Pharmaceutical stocks did not fall as much during the March 2020 market crash. The pharmaceutical sector is considered as a defensive play by investors along with other sectors like utilities and consumer staples. Investors believe that people will need food to eat and medicines to stay healthy (or alive) no matter what happens in the world. The demand for certain products tends to be recession-resistance. So, if you are looking for pharmaceutical stocks to invest in in 2021, then you have plenty of names to choose from. Pfizer is one name that has been in the news because of its vaccines. Moderna is another one, and Regeneron is also one because of its COVID treatment drug. However, there are some centuries-old companies like Merck that are also worth analyzing. Merck has a stellar track record for paying dividends and consistently increasing dividends year after year.
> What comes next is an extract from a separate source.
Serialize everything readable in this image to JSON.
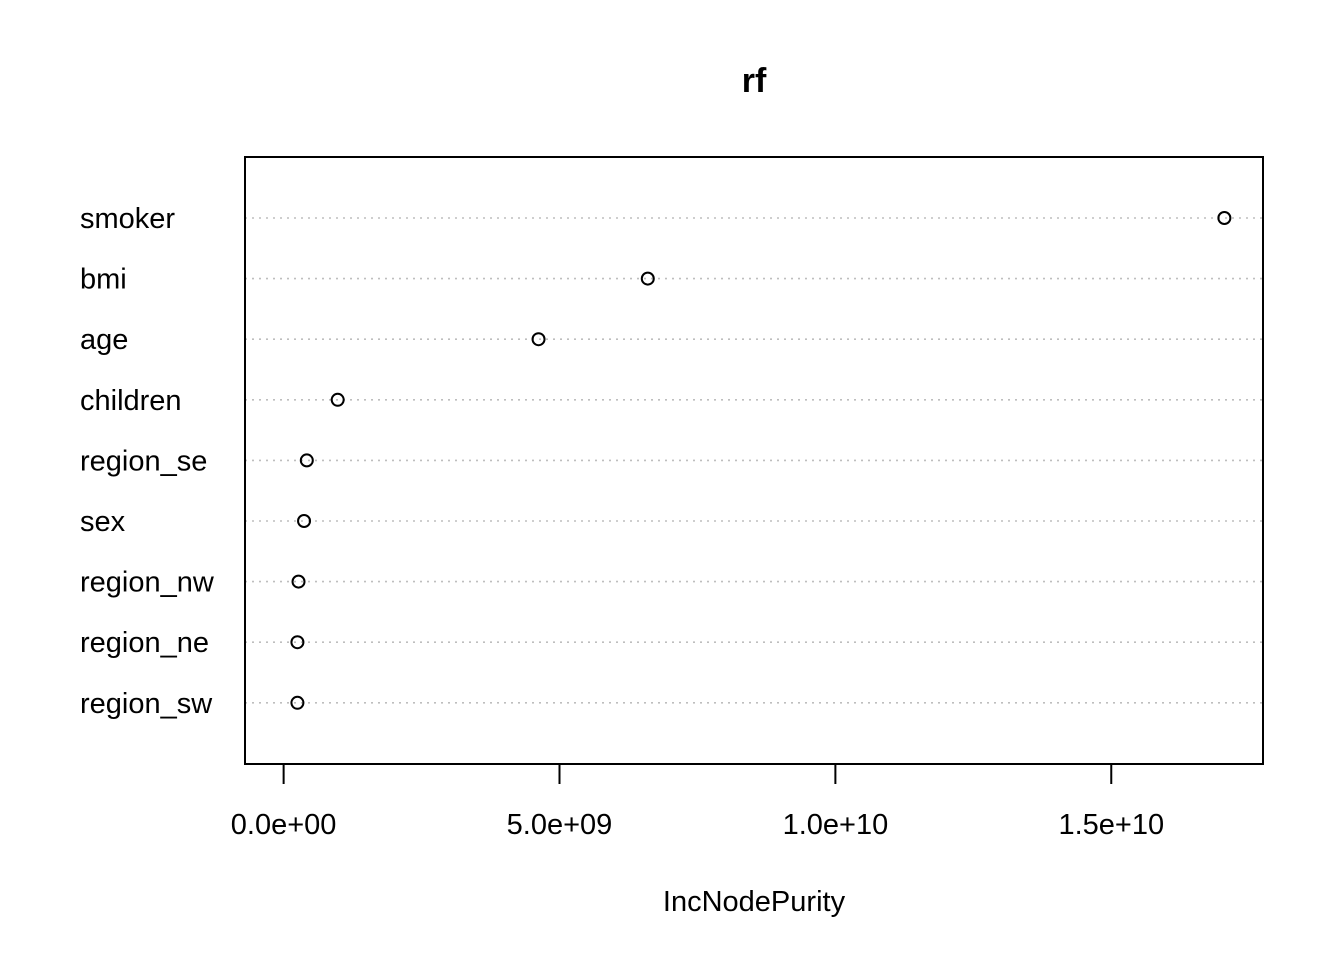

Merck Reports Q42020 Earnings Results
Merck reported its fourth-quarter 2020 earnings results in February 2021. Revenues grew from $11.8 billion to $12.5 billion years on year. Meanwhile, operating expenses increased by 4% year on year to more than $5.4 billion. Earnings per share came in at $1.32, a growth of 17% from the corresponding number in Q42019. Merck’s valuation ratios look interesting as well. Its price-to-sales ratio is 4.12, whereas the 5-year average is 4.43. The price-to-earnings ratio is 28, whereas the 5-year average is 41. The price-to-book ratio is slightly elevated at 7.8 as compared to the 5-year average of 5.85. However, the dividend yield is at 3.24%, whereas the 5-year average is 2.94%. The dividend yield is at a 5-year high. Based on a preliminary analysis, Merck could be among the pharmaceutical stocks to buy for 2021.
Towards the end of 2020, there was news of Berkshire Hathaway making a $6 billion investment in companies like AbbVie, Merck, and Bristol-Myers. The Oracle of Omaha must have seen something to take such long positions in the stocks. The outlay for Merck was estimated to be around $1.86 billion. While we are not suggesting that you should blindly follow Warren Buffet, we are making the point that the company should be more closely analyzed. Perhaps, there is some value to be extracted.